Haiku (transmontano) número oitenta e cinco: O pai e o filho / chegaram montados / num cavalo bem arreado.
O pai é feito de silêncios e palavras. De coisas hipnóticas. De demoras constantes. Os seus pensamentos vão e vêm ao ritmo das batidas do mar nas rochas. O espaço existe. E depois volta a existir. O pai tenta esconjurar o silêncio mas cada vez mais desaba dentro dele.

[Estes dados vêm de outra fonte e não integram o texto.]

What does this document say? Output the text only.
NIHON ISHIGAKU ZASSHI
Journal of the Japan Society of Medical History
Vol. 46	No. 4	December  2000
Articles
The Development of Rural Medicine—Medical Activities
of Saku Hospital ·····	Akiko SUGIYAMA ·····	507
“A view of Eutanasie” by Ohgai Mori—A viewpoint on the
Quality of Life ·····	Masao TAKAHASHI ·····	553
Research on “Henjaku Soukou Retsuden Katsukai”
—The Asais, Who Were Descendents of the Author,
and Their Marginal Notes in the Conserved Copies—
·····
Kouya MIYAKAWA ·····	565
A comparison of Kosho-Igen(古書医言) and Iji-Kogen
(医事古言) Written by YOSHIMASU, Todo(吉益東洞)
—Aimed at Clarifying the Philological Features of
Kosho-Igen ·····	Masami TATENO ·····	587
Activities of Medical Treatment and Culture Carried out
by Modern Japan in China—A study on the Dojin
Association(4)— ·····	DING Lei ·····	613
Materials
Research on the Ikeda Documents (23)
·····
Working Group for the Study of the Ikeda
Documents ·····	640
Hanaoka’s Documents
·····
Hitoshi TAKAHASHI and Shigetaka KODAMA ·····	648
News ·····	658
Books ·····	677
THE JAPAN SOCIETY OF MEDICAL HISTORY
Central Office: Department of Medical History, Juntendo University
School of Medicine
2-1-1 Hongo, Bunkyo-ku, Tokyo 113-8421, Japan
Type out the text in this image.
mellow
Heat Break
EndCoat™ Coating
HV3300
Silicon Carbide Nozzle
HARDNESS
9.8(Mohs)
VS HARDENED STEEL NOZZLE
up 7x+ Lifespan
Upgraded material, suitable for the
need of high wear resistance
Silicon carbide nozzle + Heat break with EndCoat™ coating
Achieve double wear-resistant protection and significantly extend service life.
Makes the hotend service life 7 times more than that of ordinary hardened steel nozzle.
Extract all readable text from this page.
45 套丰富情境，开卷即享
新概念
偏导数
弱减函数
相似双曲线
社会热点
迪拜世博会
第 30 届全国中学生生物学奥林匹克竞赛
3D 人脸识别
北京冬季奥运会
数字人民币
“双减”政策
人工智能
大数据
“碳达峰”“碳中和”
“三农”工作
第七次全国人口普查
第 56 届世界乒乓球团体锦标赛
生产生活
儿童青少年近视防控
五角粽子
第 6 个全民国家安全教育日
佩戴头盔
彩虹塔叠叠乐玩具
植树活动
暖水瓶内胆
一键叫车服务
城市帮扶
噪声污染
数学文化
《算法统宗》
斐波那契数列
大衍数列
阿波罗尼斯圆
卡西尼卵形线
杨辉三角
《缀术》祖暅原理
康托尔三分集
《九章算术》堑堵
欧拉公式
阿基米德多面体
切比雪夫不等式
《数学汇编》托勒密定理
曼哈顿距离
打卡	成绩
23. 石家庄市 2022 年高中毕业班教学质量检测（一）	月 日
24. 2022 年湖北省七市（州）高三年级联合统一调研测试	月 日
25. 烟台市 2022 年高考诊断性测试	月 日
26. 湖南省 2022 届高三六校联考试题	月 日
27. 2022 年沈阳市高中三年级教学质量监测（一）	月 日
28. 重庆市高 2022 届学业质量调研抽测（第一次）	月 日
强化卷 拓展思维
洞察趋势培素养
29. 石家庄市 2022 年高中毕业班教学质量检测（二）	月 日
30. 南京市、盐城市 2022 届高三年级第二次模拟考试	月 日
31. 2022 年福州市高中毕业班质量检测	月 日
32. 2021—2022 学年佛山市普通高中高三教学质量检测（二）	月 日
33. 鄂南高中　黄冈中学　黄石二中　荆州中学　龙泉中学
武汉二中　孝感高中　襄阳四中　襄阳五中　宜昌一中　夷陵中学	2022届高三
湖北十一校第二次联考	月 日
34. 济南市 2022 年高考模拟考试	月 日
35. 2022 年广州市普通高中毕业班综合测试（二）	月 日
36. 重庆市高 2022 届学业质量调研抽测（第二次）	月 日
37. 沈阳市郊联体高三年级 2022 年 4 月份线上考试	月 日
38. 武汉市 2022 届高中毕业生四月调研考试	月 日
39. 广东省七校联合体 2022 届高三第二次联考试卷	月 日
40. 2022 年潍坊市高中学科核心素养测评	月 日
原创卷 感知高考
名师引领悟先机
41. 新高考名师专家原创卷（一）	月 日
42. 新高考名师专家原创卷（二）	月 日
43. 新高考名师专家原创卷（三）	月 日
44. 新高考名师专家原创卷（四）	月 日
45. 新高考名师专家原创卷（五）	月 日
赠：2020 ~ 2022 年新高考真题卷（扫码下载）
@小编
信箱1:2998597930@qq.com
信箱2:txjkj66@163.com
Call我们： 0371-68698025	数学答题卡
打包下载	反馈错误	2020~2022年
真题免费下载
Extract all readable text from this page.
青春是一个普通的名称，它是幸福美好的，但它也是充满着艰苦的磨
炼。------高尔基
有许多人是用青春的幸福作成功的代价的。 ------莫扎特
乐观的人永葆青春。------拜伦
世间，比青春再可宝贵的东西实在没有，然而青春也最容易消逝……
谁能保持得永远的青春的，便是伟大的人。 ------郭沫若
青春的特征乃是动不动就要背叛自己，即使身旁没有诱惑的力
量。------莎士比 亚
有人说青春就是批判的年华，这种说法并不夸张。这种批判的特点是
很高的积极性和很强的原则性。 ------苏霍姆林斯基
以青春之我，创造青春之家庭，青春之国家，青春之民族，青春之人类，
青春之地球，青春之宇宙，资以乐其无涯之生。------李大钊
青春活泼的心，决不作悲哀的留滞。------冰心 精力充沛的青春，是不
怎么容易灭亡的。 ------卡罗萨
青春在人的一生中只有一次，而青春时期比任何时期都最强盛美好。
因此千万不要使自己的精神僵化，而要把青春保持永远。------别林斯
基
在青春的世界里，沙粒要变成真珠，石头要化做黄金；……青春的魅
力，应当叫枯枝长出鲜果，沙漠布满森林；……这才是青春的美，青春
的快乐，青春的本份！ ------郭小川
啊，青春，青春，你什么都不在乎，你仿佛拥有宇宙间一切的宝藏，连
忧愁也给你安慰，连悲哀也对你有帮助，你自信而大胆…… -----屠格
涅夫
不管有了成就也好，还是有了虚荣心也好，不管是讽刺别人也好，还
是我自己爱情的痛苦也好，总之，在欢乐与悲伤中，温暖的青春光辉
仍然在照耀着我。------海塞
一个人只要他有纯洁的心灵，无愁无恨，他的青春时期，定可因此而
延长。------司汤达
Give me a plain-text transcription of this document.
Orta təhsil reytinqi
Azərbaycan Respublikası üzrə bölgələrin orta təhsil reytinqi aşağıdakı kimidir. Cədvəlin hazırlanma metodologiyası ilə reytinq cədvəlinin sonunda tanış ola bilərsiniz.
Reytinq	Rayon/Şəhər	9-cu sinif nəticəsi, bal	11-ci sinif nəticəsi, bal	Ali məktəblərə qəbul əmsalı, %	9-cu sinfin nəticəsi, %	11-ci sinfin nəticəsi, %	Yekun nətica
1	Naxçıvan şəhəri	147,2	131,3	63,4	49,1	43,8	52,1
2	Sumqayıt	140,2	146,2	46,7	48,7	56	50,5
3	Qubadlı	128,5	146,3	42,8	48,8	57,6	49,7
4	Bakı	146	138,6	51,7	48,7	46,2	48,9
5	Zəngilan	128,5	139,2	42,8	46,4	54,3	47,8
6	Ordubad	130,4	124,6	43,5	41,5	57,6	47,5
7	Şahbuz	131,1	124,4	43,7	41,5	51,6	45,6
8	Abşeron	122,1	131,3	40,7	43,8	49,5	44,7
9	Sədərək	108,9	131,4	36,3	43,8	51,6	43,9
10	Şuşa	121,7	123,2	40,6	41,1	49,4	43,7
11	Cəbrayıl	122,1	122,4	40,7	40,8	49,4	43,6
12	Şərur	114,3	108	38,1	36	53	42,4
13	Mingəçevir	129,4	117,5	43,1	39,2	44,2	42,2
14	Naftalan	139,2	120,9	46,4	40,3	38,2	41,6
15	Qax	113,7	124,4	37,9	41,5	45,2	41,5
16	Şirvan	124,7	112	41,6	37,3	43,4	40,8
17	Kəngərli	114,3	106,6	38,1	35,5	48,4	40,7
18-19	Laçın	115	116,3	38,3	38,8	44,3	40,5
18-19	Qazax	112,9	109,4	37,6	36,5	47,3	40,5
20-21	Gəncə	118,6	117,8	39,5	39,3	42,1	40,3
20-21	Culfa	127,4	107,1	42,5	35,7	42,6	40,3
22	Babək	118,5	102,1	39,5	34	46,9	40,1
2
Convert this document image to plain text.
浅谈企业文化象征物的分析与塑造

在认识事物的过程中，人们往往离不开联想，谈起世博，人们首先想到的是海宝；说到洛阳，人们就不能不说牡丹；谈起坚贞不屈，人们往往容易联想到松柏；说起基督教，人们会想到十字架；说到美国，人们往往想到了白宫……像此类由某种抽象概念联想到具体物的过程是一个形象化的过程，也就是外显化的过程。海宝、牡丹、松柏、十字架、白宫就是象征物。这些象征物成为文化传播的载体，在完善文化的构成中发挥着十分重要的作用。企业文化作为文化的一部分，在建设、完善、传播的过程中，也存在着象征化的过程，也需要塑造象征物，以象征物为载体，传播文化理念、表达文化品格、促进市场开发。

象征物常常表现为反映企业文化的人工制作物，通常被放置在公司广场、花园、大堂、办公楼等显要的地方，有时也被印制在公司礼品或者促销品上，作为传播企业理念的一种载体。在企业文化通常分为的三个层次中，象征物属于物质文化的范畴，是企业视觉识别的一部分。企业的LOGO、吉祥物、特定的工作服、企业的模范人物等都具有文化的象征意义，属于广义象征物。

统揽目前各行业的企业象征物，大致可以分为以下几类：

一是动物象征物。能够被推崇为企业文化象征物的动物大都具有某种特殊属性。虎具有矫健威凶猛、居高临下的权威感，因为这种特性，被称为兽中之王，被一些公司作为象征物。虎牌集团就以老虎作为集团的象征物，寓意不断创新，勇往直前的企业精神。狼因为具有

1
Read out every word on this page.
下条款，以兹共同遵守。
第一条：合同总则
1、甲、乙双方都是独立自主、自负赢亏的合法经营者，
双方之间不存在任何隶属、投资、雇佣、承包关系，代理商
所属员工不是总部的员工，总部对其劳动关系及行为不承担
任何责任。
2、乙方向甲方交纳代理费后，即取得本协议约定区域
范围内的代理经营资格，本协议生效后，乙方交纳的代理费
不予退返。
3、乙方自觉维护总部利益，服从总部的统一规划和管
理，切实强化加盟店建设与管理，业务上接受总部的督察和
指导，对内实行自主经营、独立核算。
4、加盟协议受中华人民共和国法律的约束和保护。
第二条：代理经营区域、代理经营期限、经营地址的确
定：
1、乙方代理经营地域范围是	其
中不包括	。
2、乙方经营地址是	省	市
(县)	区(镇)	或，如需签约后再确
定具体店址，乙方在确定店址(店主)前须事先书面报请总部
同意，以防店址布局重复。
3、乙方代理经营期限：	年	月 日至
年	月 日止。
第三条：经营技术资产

Os crepúsculos caem sem anoitecer. Ele parece cego. O pai, por vezes, toca piano como se quisesse falar com alguém que não está presente. A inspiração vem-lhe da dor. O pai parece um desígnio de Deus, é a prova provada da sua insignificância. Da sua inutilidade prática. Coitado do pai. Coitado de Deus. Coitados de nós. “Pai, pai, vem cá. Não adormeças já. Faz-me companhia. Vem cá. Preciso de ti.”
O meu pai (adotivo) não se cansa de contar o caso hilariante de um vizinho seu que se reformou com 45 anos e que se gabava de nunca ter realmente trabalhado. Passava a vida a gabar-se de que enganava todos os dias o patrão. Quando ele o mandava fazer uma coisa, o burlão punha-se a fingir que trabalhava, fazendo tempo até à hora de sair. Ele, o pai, ri-se até às lágrimas. Eu não consigo. Sobe por mim uma raiva que me provoca uma má disposição abrangente e dolorosa.
O pai, depois de ter ido rezar, pôs-se a falar dentro da sua doença de Alzheimer: “São os povos de fronteira, aos quais eu pertenço, aqueles a quem o ímpeto religioso nunca falta. A ameaça do inimigo é sempre uma constante. A devoção dilui-se em lendas e misticismo. ‘O Quinto Império’ proposto pelo Padre António Vieira, e professado por Pessoa, que se dava muito ao ópio e ao absinto, ao vinho e à aguardente, pois o misticismo vive muito dessas dependências, é uma das propostas e das provas mais interessantes e evidentes.”
Fingir é uma arte. É a arte da mentira. O pai nunca conseguiu ser um verdadeiro artista.